No está mal de vez en cuando revisar las opiniones sociales; no solo las que uno mismo elabora desde su individualidad de ser imperfectamente racional; no solo las opiniones sedudas y doctas de los eruditos, que puedan aclararnos matices culturales y lingüísticos que no conocíamos. Sino las que circulan de forma generalizada, ésas que genera nuestro ser social, que asimilamos sin más, optando por una u otra y a veces sufriendo en nuestro corazón porque no podemos responder dialécticamente a ellas. Con toda esta perorata intento reflexionar, simplemente, sobre las opiniones que inspira la Navidad.
Parece que la Navidad, más o menos, la celebramos todos. Sin embargo, las opiniones generales al respecto se dividen, grosso modo, en dos tipos: quienes las odian o denostan y quienes las aman.
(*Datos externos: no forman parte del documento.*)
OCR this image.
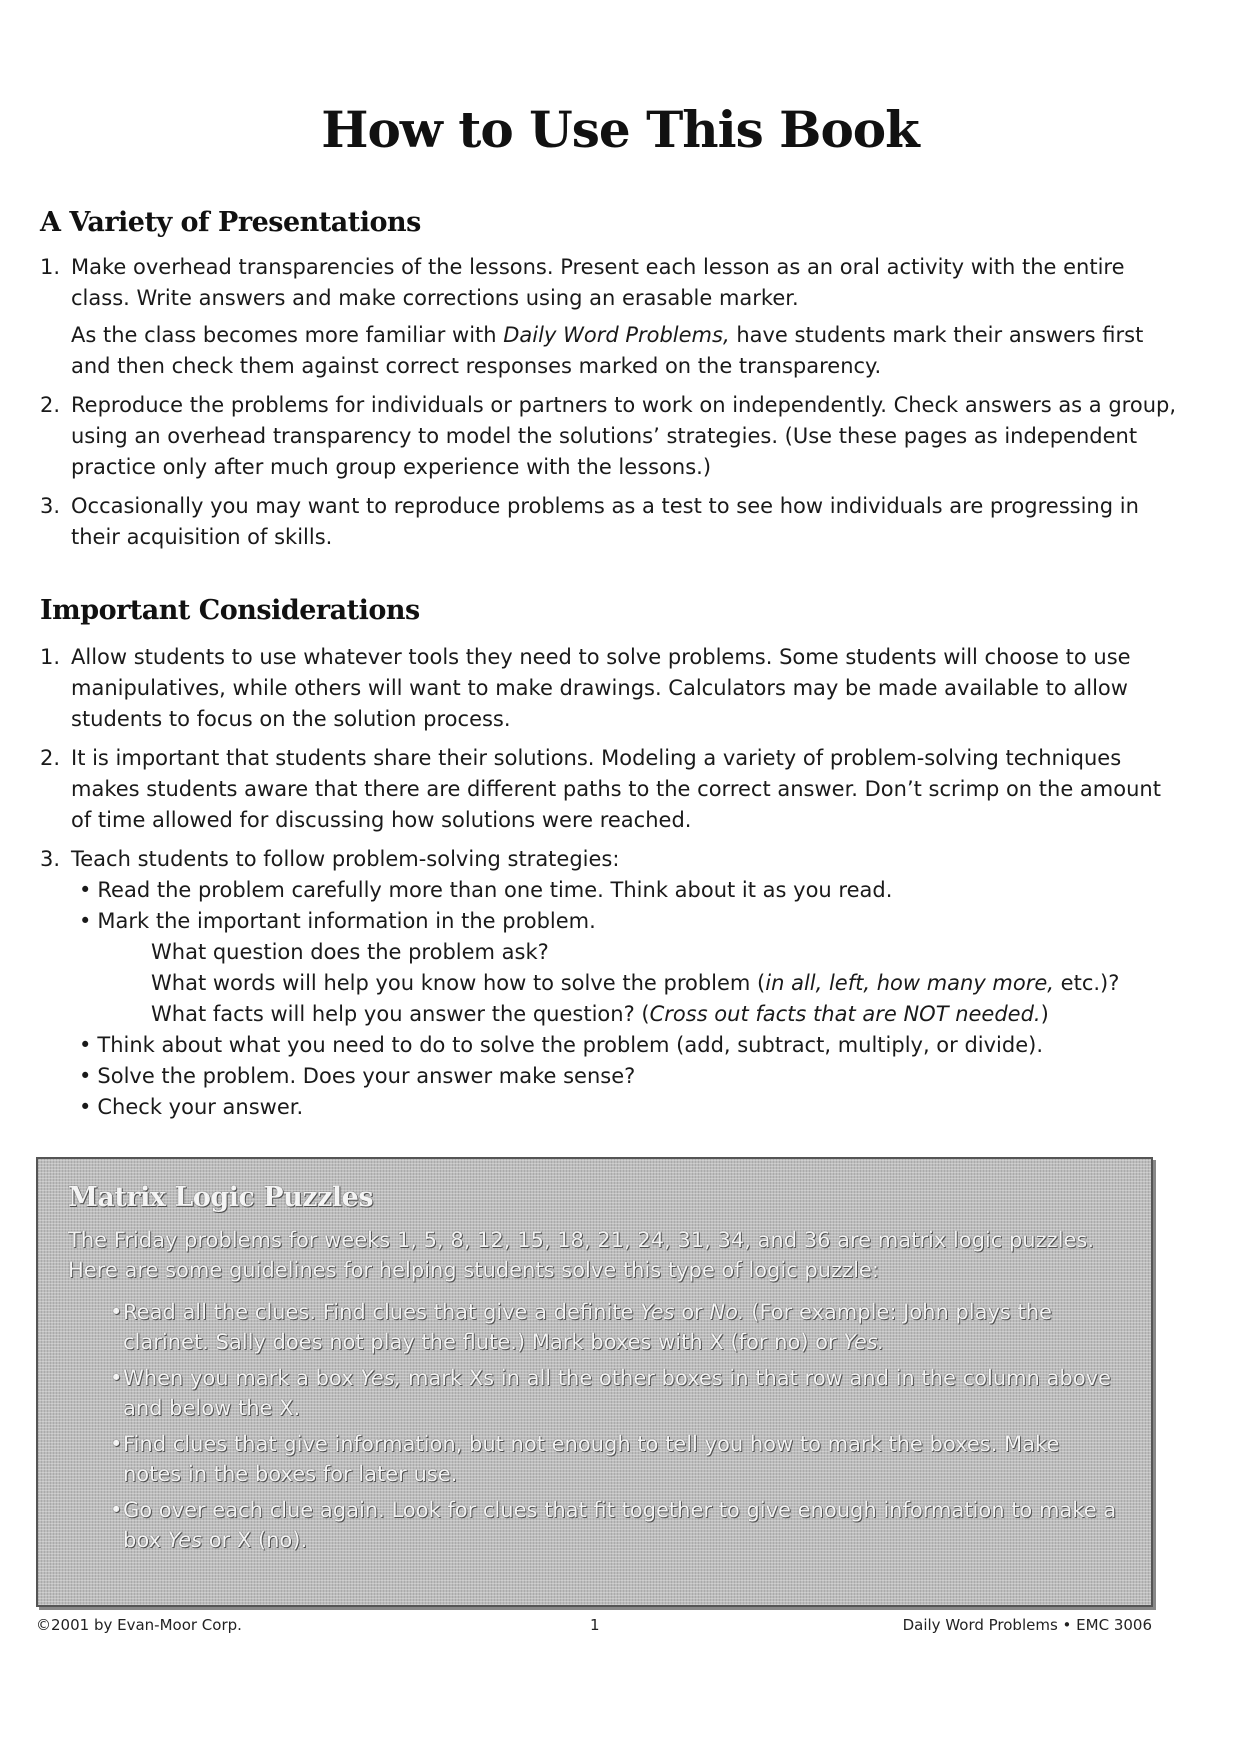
How to Use This Book
A Variety of Presentations
1. Make overhead transparencies of the lessons. Present each lesson as an oral activity with the entire class. Write answers and make corrections using an erasable marker.

As the class becomes more familiar with Daily Word Problems, have students mark their answers first and then check them against correct responses marked on the transparency.

2. Reproduce the problems for individuals or partners to work on independently. Check answers as a group, using an overhead transparency to model the solutions’ strategies. (Use these pages as independent practice only after much group experience with the lessons.)

3. Occasionally you may want to reproduce problems as a test to see how individuals are progressing in their acquisition of skills.

Important Considerations
1. Allow students to use whatever tools they need to solve problems. Some students will choose to use manipulatives, while others will want to make drawings. Calculators may be made available to allow students to focus on the solution process.

2. It is important that students share their solutions. Modeling a variety of problem-solving techniques makes students aware that there are different paths to the correct answer. Don’t scrimp on the amount of time allowed for discussing how solutions were reached.

3. Teach students to follow problem-solving strategies:

• Read the problem carefully more than one time. Think about it as you read.

• Mark the important information in the problem.

What question does the problem ask?

What words will help you know how to solve the problem (in all, left, how many more, etc.)?

What facts will help you answer the question? (Cross out facts that are NOT needed.)

• Think about what you need to do to solve the problem (add, subtract, multiply, or divide).

• Solve the problem. Does your answer make sense?

• Check your answer.

Matrix Logic Puzzles

The Friday problems for weeks 1, 5, 8, 12, 15, 18, 21, 24, 31, 34, and 36 are matrix logic puzzles. Here are some guidelines for helping students solve this type of logic puzzle:

• Read all the clues. Find clues that give a definite Yes or No. (For example: John plays the clarinet. Sally does not play the flute.) Mark boxes with X (for no) or Yes.
• When you mark a box Yes, mark Xs in all the other boxes in that row and in the column above and below the X.
• Find clues that give information, but not enough to tell you how to mark the boxes. Make notes in the boxes for later use.
• Go over each clue again. Look for clues that fit together to give enough information to make a box Yes or X (no).
©2001 by Evan-Moor Corp.	1	Daily Word Problems • EMC 3006
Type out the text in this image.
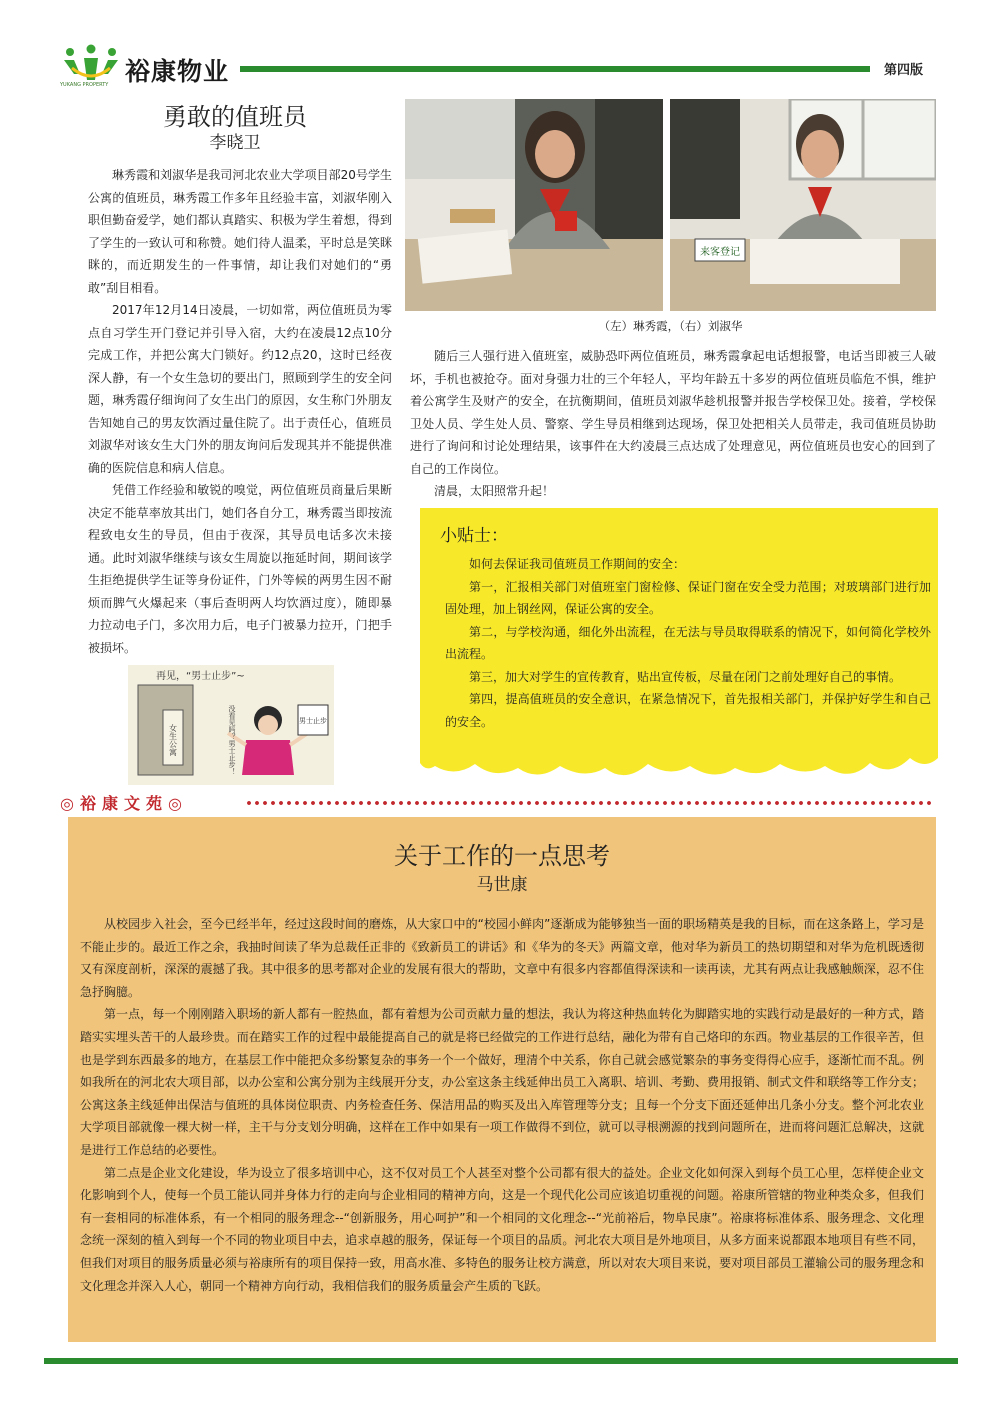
裕康物业
YUKANG PROPERTY
第四版
勇敢的值班员
李晓卫

琳秀霞和刘淑华是我司河北农业大学项目部20号学生公寓的值班员，琳秀霞工作多年且经验丰富，刘淑华刚入职但勤奋爱学，她们都认真踏实、积极为学生着想，得到了学生的一致认可和称赞。她们待人温柔，平时总是笑眯眯的，而近期发生的一件事情，却让我们对她们的“勇敢”刮目相看。

2017年12月14日凌晨，一切如常，两位值班员为零点自习学生开门登记并引导入宿，大约在凌晨12点10分完成工作，并把公寓大门锁好。约12点20，这时已经夜深人静，有一个女生急切的要出门，照顾到学生的安全问题，琳秀霞仔细询问了女生出门的原因，女生称门外朋友告知她自己的男友饮酒过量住院了。出于责任心，值班员刘淑华对该女生大门外的朋友询问后发现其并不能提供准确的医院信息和病人信息。

凭借工作经验和敏锐的嗅觉，两位值班员商量后果断决定不能草率放其出门，她们各自分工，琳秀霞当即按流程致电女生的导员，但由于夜深，其导员电话多次未接通。此时刘淑华继续与该女生周旋以拖延时间，期间该学生拒绝提供学生证等身份证件，门外等候的两男生因不耐烦而脾气火爆起来（事后查明两人均饮酒过度），随即暴力拉动电子门，多次用力后，电子门被暴力拉开，门把手被损坏。

来客登记
（左）琳秀霞，（右）刘淑华

随后三人强行进入值班室，威胁恐吓两位值班员，琳秀霞拿起电话想报警，电话当即被三人破坏，手机也被抢夺。面对身强力壮的三个年轻人，平均年龄五十多岁的两位值班员临危不惧，维护着公寓学生及财产的安全，在抗衡期间，值班员刘淑华趁机报警并报告学校保卫处。接着，学校保卫处人员、学生处人员、警察、学生导员相继到达现场，保卫处把相关人员带走，我司值班员协助进行了询问和讨论处理结果，该事件在大约凌晨三点达成了处理意见，两位值班员也安心的回到了自己的工作岗位。

清晨，太阳照常升起！

再见，“男士止步”~
女生公寓
男士止步
没看见吗？男士止步！
小贴士：

如何去保证我司值班员工作期间的安全：

第一，汇报相关部门对值班室门窗检修、保证门窗在安全受力范围；对玻璃部门进行加固处理，加上钢丝网，保证公寓的安全。

第二，与学校沟通，细化外出流程，在无法与导员取得联系的情况下，如何简化学校外出流程。

第三，加大对学生的宣传教育，贴出宣传板，尽量在闭门之前处理好自己的事情。

第四，提高值班员的安全意识，在紧急情况下，首先报相关部门，并保护好学生和自己的安全。

◎裕康文苑◎
关于工作的一点思考
马世康

从校园步入社会，至今已经半年，经过这段时间的磨炼，从大家口中的“校园小鲜肉”逐渐成为能够独当一面的职场精英是我的目标，而在这条路上，学习是不能止步的。最近工作之余，我抽时间读了华为总裁任正非的《致新员工的讲话》和《华为的冬天》两篇文章，他对华为新员工的热切期望和对华为危机既透彻又有深度剖析，深深的震撼了我。其中很多的思考都对企业的发展有很大的帮助，文章中有很多内容都值得深读和一读再读，尤其有两点让我感触颇深，忍不住急抒胸臆。

第一点，每一个刚刚踏入职场的新人都有一腔热血，都有着想为公司贡献力量的想法，我认为将这种热血转化为脚踏实地的实践行动是最好的一种方式，踏踏实实埋头苦干的人最珍贵。而在踏实工作的过程中最能提高自己的就是将已经做完的工作进行总结，融化为带有自己烙印的东西。物业基层的工作很辛苦，但也是学到东西最多的地方，在基层工作中能把众多纷繁复杂的事务一个一个做好，理清个中关系，你自己就会感觉繁杂的事务变得得心应手，逐渐忙而不乱。例如我所在的河北农大项目部，以办公室和公寓分别为主线展开分支，办公室这条主线延伸出员工入离职、培训、考勤、费用报销、制式文件和联络等工作分支；公寓这条主线延伸出保洁与值班的具体岗位职责、内务检查任务、保洁用品的购买及出入库管理等分支；且每一个分支下面还延伸出几条小分支。整个河北农业大学项目部就像一棵大树一样，主干与分支划分明确，这样在工作中如果有一项工作做得不到位，就可以寻根溯源的找到问题所在，进而将问题汇总解决，这就是进行工作总结的必要性。

第二点是企业文化建设，华为设立了很多培训中心，这不仅对员工个人甚至对整个公司都有很大的益处。企业文化如何深入到每个员工心里，怎样使企业文化影响到个人，使每一个员工能认同并身体力行的走向与企业相同的精神方向，这是一个现代化公司应该追切重视的问题。裕康所管辖的物业种类众多，但我们有一套相同的标准体系，有一个相同的服务理念--“创新服务，用心呵护”和一个相同的文化理念--“光前裕后，物阜民康”。裕康将标准体系、服务理念、文化理念统一深刻的植入到每一个不同的物业项目中去，追求卓越的服务，保证每一个项目的品质。河北农大项目是外地项目，从多方面来说都跟本地项目有些不同，但我们对项目的服务质量必须与裕康所有的项目保持一致，用高水准、多特色的服务让校方满意，所以对农大项目来说，要对项目部员工灌输公司的服务理念和文化理念并深入人心，朝同一个精神方向行动，我相信我们的服务质量会产生质的飞跃。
Los que están en contra parecen dividirse en dos tendencias: los que se ponen tristes porque sienten más la ausencia de seres queridos, y los que la critican porque sostienen que es una estrategia puramente comercial.
Entre los que la defienden, están los que, sin más y tímidamente, declaran como disculpándose que "a mí me gustan", generalmente con argumentos como "me gusta ver las luces de las calles", o cosas así. Y están también quienes se aferran a su declaración de creyentes, citan la Biblia y creen celebrar realmente el nacimiento de alguien, alguien sin embargo ajeno, al que llaman Dios.
Yo misma me entretengo como una tonta en hacer christmas virtuales, buscando luces, estrellas, imágenes que inspiren belleza, esperanza e ilusión (con más o menos fortuna, desde mi precariedad de aficionada). Consciente de que siento algo, y de que ese algo me gusta, he buscado desde antaño esa justificación racional a mi ilusión, buscando en los símbolos que la humanidad crea: el solsticio de invierno, símbolo de renacer; el Sol invicto, asociado a religiones primitivas, anteriores al Cristianismo... Pero todo eso no me da razón de esa extraña alegría bobalicona a la que llamamos "el espíritu de la Navidad". Creo que detrás de la Navidad hay una actitud emocional. Hay algo más que la celebración de que nace un Dios (o de que nace Dios); se refiere a lo que ese Dios simboliza. Y quizá no sea algo exterior a nosotros, sino simplemente (y no es poco) la certeza interior de que somos capaces de amar. Por alguna razón, el egoísmo y el interés están en sí mismos racionalmente justificados: entendemos la necesidad de preservar la propia subsistencia. Pero es difícil explicar la capacidad de sacrificarse por otros; de necesitar su felicidad para sentir la nuestra. Por eso, quizá, también nos sentimos tristes: porque aflora esa capacidad de amar que acentúa la ausencia de algunos de sus objetivos más valiosos, y no podemos estar seguros de su felicidad ni sentimos que podamos hacer ya nada por ella.
Nos gusta ver en nuestro entorno luz, esperanza, alegría, inocencia. Ese entorno es lo que no somos nosotros, pero refleja la realización de algo que llevamos en nuestro interior. Nos gusta ver que la gente es capaz de amar, porque nosotros mismos llevamos esa capacidad en nuestro interior. Es una capacidad que no se explica intentando extender el egoísmo del sujeto individual al sujeto grupal; nos gusta sentir que el mundo entero es feliz, no sólo nuestro grupo (sea el que sea: mi familia, mi país...). Es obvio que el sentimiento grupal también existe, pero su existencia no es suficiente para explicar la capacidad de amor universal. Y en esa capacidad, sin que podamos explicar cómo, radica el más intenso sentimiento de verdadera felicidad. Y pobre de aquél que no la sienta.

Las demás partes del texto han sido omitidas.